Mr. Riley, sole proprietor and entire staff, eyed his first visitor of the morning warily. "Oh, 'tis a great thing t'be on yer side iv the bar," he said, "and be able to ordher on credhit. Me, I can ordher all I want from th' distill'ry, but they'll onny deliver fir cash. 'Tis enough to drive a man to dhrink. But not to sarve one."

"Ye don't understand, Misther Riley," said Hennessey softly, suddenly beguiling as a leprechaun. "Look at all the credhit I've amassed here through th' years. And now I'm offerin' you th' chanst to take an IOU fir th' whole sum, like a bona fide multi-tranche CFO that can't go wrong. I know. I've been readin' up on these things in Investor's Daily, or maybe 'twas th' Thoroughbred Times. I get 'em confused. But I tell you, my credhit is as sound as as Lehman Brothers, or is it Bear Stearns or AIG? Annyways, th' stars and the algorithms are with me. In hock signo vinces, as Father Kelly would say at mass. Or in the vernacular, which the church has started favorin' since Vatican II, 'tis a shure thing. What could be fairer, I ask ye."

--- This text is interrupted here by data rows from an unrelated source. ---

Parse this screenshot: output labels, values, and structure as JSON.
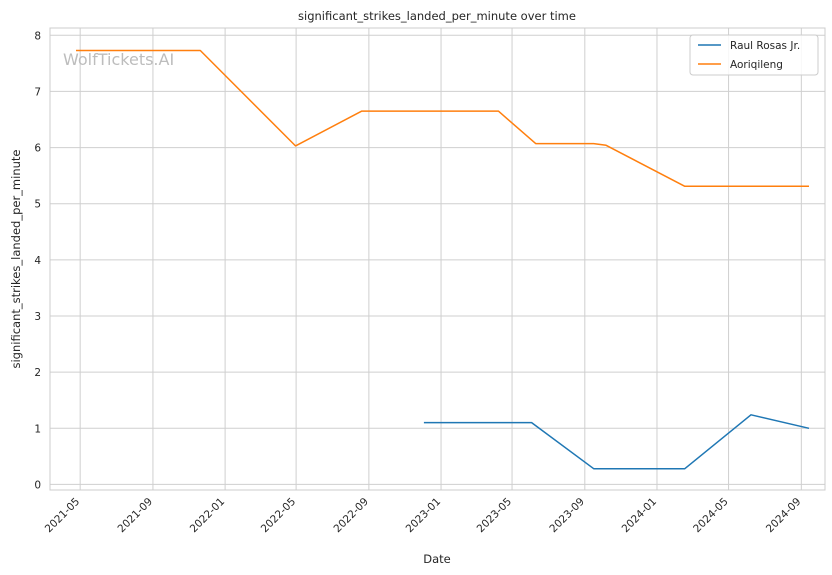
{
  "chart_data": {
    "type": "line",
    "title": "significant_strikes_landed_per_minute over time",
    "xlabel": "Date",
    "ylabel": "significant_strikes_landed_per_minute",
    "xlim": [
      "2021-03-11",
      "2024-10-11"
    ],
    "ylim": [
      -0.1,
      8.13
    ],
    "xticks": [
      "2021-05",
      "2021-09",
      "2022-01",
      "2022-05",
      "2022-09",
      "2023-01",
      "2023-05",
      "2023-09",
      "2024-01",
      "2024-05",
      "2024-09"
    ],
    "yticks": [
      0,
      1,
      2,
      3,
      4,
      5,
      6,
      7,
      8
    ],
    "grid": true,
    "legend": "top-right",
    "watermark": "WolfTickets.AI",
    "series": [
      {
        "name": "Raul Rosas Jr.",
        "color": "#1f77b4",
        "points": [
          {
            "x": "2022-12-03",
            "y": 1.1
          },
          {
            "x": "2023-06-03",
            "y": 1.1
          },
          {
            "x": "2023-09-16",
            "y": 0.28
          },
          {
            "x": "2024-02-17",
            "y": 0.28
          },
          {
            "x": "2024-06-08",
            "y": 1.24
          },
          {
            "x": "2024-09-14",
            "y": 1.0
          }
        ]
      },
      {
        "name": "Aoriqileng",
        "color": "#ff7f0e",
        "points": [
          {
            "x": "2021-04-24",
            "y": 7.73
          },
          {
            "x": "2021-11-20",
            "y": 7.73
          },
          {
            "x": "2022-04-30",
            "y": 6.03
          },
          {
            "x": "2022-08-20",
            "y": 6.65
          },
          {
            "x": "2023-04-08",
            "y": 6.65
          },
          {
            "x": "2023-06-10",
            "y": 6.07
          },
          {
            "x": "2023-09-16",
            "y": 6.07
          },
          {
            "x": "2023-10-07",
            "y": 6.04
          },
          {
            "x": "2024-02-17",
            "y": 5.31
          },
          {
            "x": "2024-09-14",
            "y": 5.31
          }
        ]
      }
    ]
  }
}
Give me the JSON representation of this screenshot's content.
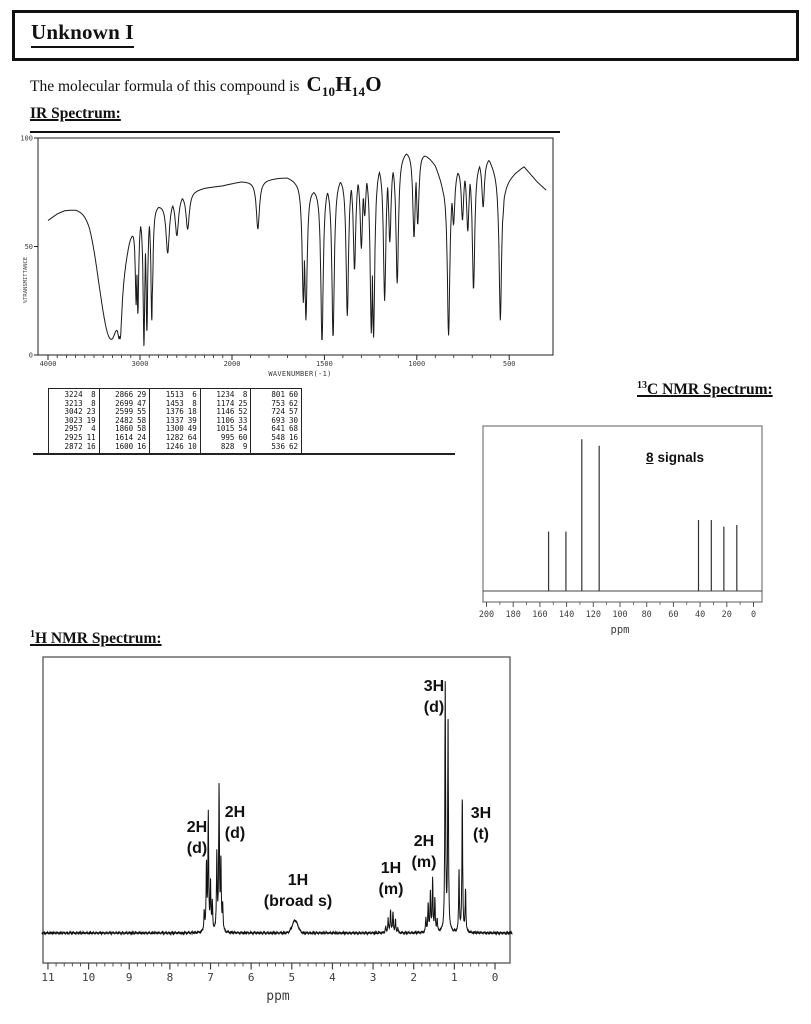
{
  "page": {
    "title": "Unknown I"
  },
  "intro": {
    "text": "The molecular formula of this compound is",
    "formula": {
      "p1": "C",
      "s1": "10",
      "p2": "H",
      "s2": "14",
      "p3": "O"
    }
  },
  "headings": {
    "ir": "IR Spectrum:",
    "c13_sup": "13",
    "c13": "C NMR Spectrum:",
    "h1_sup": "1",
    "h1": "H NMR Spectrum:"
  },
  "chart_data": [
    {
      "id": "ir",
      "type": "line",
      "title": "IR Spectrum",
      "xlabel": "WAVENUMBER(-1)",
      "ylabel": "%TRANSMITTANCE",
      "x_ticks": [
        4000,
        3000,
        2000,
        1500,
        1000,
        500
      ],
      "y_ticks": [
        0,
        50,
        100
      ],
      "ylim": [
        0,
        100
      ],
      "x_scale_note": "split scale: 4000-2000 compressed, below 2000 expanded 2x",
      "peak_table_columns": [
        [
          [
            3224,
            8
          ],
          [
            3213,
            8
          ],
          [
            3042,
            23
          ],
          [
            3023,
            19
          ],
          [
            2957,
            4
          ],
          [
            2925,
            11
          ],
          [
            2872,
            16
          ]
        ],
        [
          [
            2866,
            29
          ],
          [
            2699,
            47
          ],
          [
            2599,
            55
          ],
          [
            2482,
            58
          ],
          [
            1860,
            58
          ],
          [
            1614,
            24
          ],
          [
            1600,
            16
          ]
        ],
        [
          [
            1513,
            6
          ],
          [
            1453,
            8
          ],
          [
            1376,
            18
          ],
          [
            1337,
            39
          ],
          [
            1300,
            49
          ],
          [
            1282,
            64
          ],
          [
            1246,
            10
          ]
        ],
        [
          [
            1234,
            8
          ],
          [
            1174,
            25
          ],
          [
            1146,
            52
          ],
          [
            1106,
            33
          ],
          [
            1015,
            54
          ],
          [
            995,
            60
          ],
          [
            828,
            9
          ]
        ],
        [
          [
            801,
            60
          ],
          [
            753,
            62
          ],
          [
            724,
            57
          ],
          [
            693,
            30
          ],
          [
            641,
            68
          ],
          [
            548,
            16
          ],
          [
            536,
            62
          ]
        ]
      ],
      "broad_band": {
        "center": 3320,
        "min_transmittance": 8,
        "sigma": 165
      },
      "baseline": [
        [
          4000,
          62
        ],
        [
          3900,
          65
        ],
        [
          3820,
          66.5
        ],
        [
          3700,
          67
        ],
        [
          3550,
          66
        ],
        [
          3450,
          62
        ],
        [
          3300,
          60
        ],
        [
          2750,
          70
        ],
        [
          2500,
          75
        ],
        [
          2300,
          77
        ],
        [
          2100,
          78
        ],
        [
          2000,
          79
        ],
        [
          1950,
          80
        ],
        [
          1870,
          80
        ],
        [
          1800,
          81
        ],
        [
          1700,
          82
        ],
        [
          1640,
          80
        ],
        [
          1560,
          77
        ],
        [
          1470,
          80
        ],
        [
          1400,
          83
        ],
        [
          1330,
          85
        ],
        [
          1270,
          87
        ],
        [
          1200,
          89
        ],
        [
          1130,
          91
        ],
        [
          1060,
          94
        ],
        [
          1000,
          95
        ],
        [
          955,
          93
        ],
        [
          900,
          88
        ],
        [
          860,
          80
        ],
        [
          830,
          78
        ],
        [
          790,
          85
        ],
        [
          760,
          88
        ],
        [
          730,
          87
        ],
        [
          700,
          89
        ],
        [
          660,
          90
        ],
        [
          610,
          91
        ],
        [
          575,
          86
        ],
        [
          550,
          82
        ],
        [
          520,
          80
        ],
        [
          470,
          84
        ],
        [
          420,
          87
        ],
        [
          350,
          80
        ],
        [
          300,
          76
        ]
      ]
    },
    {
      "id": "c13",
      "type": "bar",
      "title": "13C NMR Spectrum",
      "xlabel": "ppm",
      "annotation_number": "8",
      "annotation_text": "signals",
      "x_ticks": [
        200,
        180,
        160,
        140,
        120,
        100,
        80,
        60,
        40,
        20,
        0
      ],
      "xlim": [
        200,
        0
      ],
      "peaks": [
        {
          "ppm": 153.5,
          "h": 0.36
        },
        {
          "ppm": 140.5,
          "h": 0.36
        },
        {
          "ppm": 128.6,
          "h": 0.92
        },
        {
          "ppm": 115.6,
          "h": 0.88
        },
        {
          "ppm": 41.2,
          "h": 0.43
        },
        {
          "ppm": 31.6,
          "h": 0.43
        },
        {
          "ppm": 22.2,
          "h": 0.39
        },
        {
          "ppm": 12.5,
          "h": 0.4
        }
      ]
    },
    {
      "id": "h1",
      "type": "line",
      "title": "1H NMR Spectrum",
      "xlabel": "ppm",
      "x_ticks": [
        11,
        10,
        9,
        8,
        7,
        6,
        5,
        4,
        3,
        2,
        1,
        0
      ],
      "xlim": [
        11,
        0
      ],
      "multiplets": [
        {
          "label": "2H",
          "mult": "(d)",
          "ppm": 7.05,
          "lines": [
            [
              7.155,
              0.07
            ],
            [
              7.1,
              0.24
            ],
            [
              7.055,
              0.42
            ],
            [
              7.0,
              0.17
            ],
            [
              6.955,
              0.1
            ]
          ]
        },
        {
          "label": "2H",
          "mult": "(d)",
          "ppm": 6.78,
          "lines": [
            [
              6.845,
              0.28
            ],
            [
              6.79,
              0.52
            ],
            [
              6.745,
              0.24
            ],
            [
              6.7,
              0.09
            ]
          ]
        },
        {
          "label": "1H",
          "mult": "(broad s)",
          "ppm": 4.92,
          "broad": {
            "center": 4.92,
            "h": 0.045,
            "sigma": 0.1
          }
        },
        {
          "label": "1H",
          "mult": "(m)",
          "ppm": 2.54,
          "lines": [
            [
              2.69,
              0.02
            ],
            [
              2.63,
              0.05
            ],
            [
              2.57,
              0.082
            ],
            [
              2.51,
              0.075
            ],
            [
              2.45,
              0.045
            ],
            [
              2.39,
              0.015
            ]
          ]
        },
        {
          "label": "2H",
          "mult": "(m)",
          "ppm": 1.55,
          "lines": [
            [
              1.7,
              0.05
            ],
            [
              1.645,
              0.1
            ],
            [
              1.59,
              0.145
            ],
            [
              1.535,
              0.19
            ],
            [
              1.48,
              0.115
            ],
            [
              1.425,
              0.045
            ]
          ]
        },
        {
          "label": "3H",
          "mult": "(d)",
          "ppm": 1.19,
          "lines": [
            [
              1.225,
              0.9
            ],
            [
              1.155,
              0.76
            ]
          ]
        },
        {
          "label": "3H",
          "mult": "(t)",
          "ppm": 0.8,
          "lines": [
            [
              0.885,
              0.22
            ],
            [
              0.805,
              0.48
            ],
            [
              0.725,
              0.15
            ]
          ]
        }
      ]
    }
  ]
}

"Puttin' me in front iv a firing squad at dawn," answered Mr. Riley. "You want to give me an IOU backed by yer unpaid tab? Where d'ye come up with such grand ideas?"

"I been studyin' the prezydent's health-care insurance reform, reconciliation, and general rhubarb. 'Tis a deficit-reducing, 31-million-more covered, cheaper-by-the-billion wonder. With all due rayspect, little as that may be in your case, Misther Riley, the throuble with you consarvatives is you just don't understhand high finance and low polytics. The more dhrinks you sarve me, the more money you make, an' the happier we'll both be. What could be simpler?"

"Bankruptcy," replied Mr. Riley. "Whattya take me fir, th' average American taxpayer? 'Tis aisy enough for you to come up with such grand opportunyties fir me, havin' no hard cash iv your own, but me, the onny way I can eke out what congressmen call an honorarium, meanin' there's little enough honor in it, is to dilute me merchandyze, an' now you'd divest me of what little stock I've left by parchasin' it with me own money. Have ye no shame?"

"No, I'm a Dimmycrat," replied Mr. Hennessey proudly. "Shame is fir Raypublicans. But I'd think even your hard cold heart would relent just one day a year to offer one iv yer oldhest friends and constant debtors a bit of bottled cheer on Saint Paddy's Day. Ye have heard tell of Saint Patrick, haven't ye? Or did word of 'im nivir get to Cork?


"If I was from County Mayo, I wouldn't be puttin' on airs," said Mr. Riley. "Of course I've heard of Saint Patrick! He's th' Frenchman who left Ireland so poor that not even a snake could live there."

"Joke about annythin' you like," said Hennessey, looking less than amused and eyeing the ornamental Shillelagh mounted on the wall. "But not about Saint Patrick. Or else...."

"Or else what? Ye'll take yer bad debts elsewhere? I've been sarvin' free dhrinks to th' likes of you fir nigh onto twanty years now, and I've nawthin' to show fir it but the bad company. The closest I've ivir come to seein' any green is on the free lunch."

"Well," said Hennessey, "thank th' Lord fir the color of it annyway, as Mrs. Muldoon said when she heard her sister-in-law had the gangrene."

"The problem with Saint Patrick's Day," said Mr. Riley, "is payple like you, Hinnissey, who feel a solemn oblygation t'be happy. But ye can't ordher somewan else t'be happy. Happiness isn't a command but a condytion. It usually arrives whin ye're caught up in sawmthin' else, like a poker game or a fistfight. 'Tis better t' stick with tragedy. It delivers what it promises. 'Tis a great cawmfort, tragedy. It takes your mind off yer troubles. 'Tis an art, tragedy is. Happiness is only a craft, like makin' sweaters or writin' fir the noospapers. Takes no real talent a-tall."


"Very well," said Hennessey. "Be sad then. Show the worrld what ye think of yer hurtage. Be as gloomy as a Protystant Sunday. Save yer sillybratin' fir th' Queen's Birthday fir all I care."

"Wait a blessed minute," said Mr. Riley, pouring out two shots of the house's best. "Don't be tellin' an Irishman whin t'be happy or sad. Not on his own premises. Not on th' day when th' whole wurrld is Irish -- or wishes it was. Yer credhit's no good here. Ye'll have to dhrink op free of charge. Erin go Bragh!"

"And E Pluribus Unum to you," toasted Hennessey in return. "Which I think means: From many to Irish!"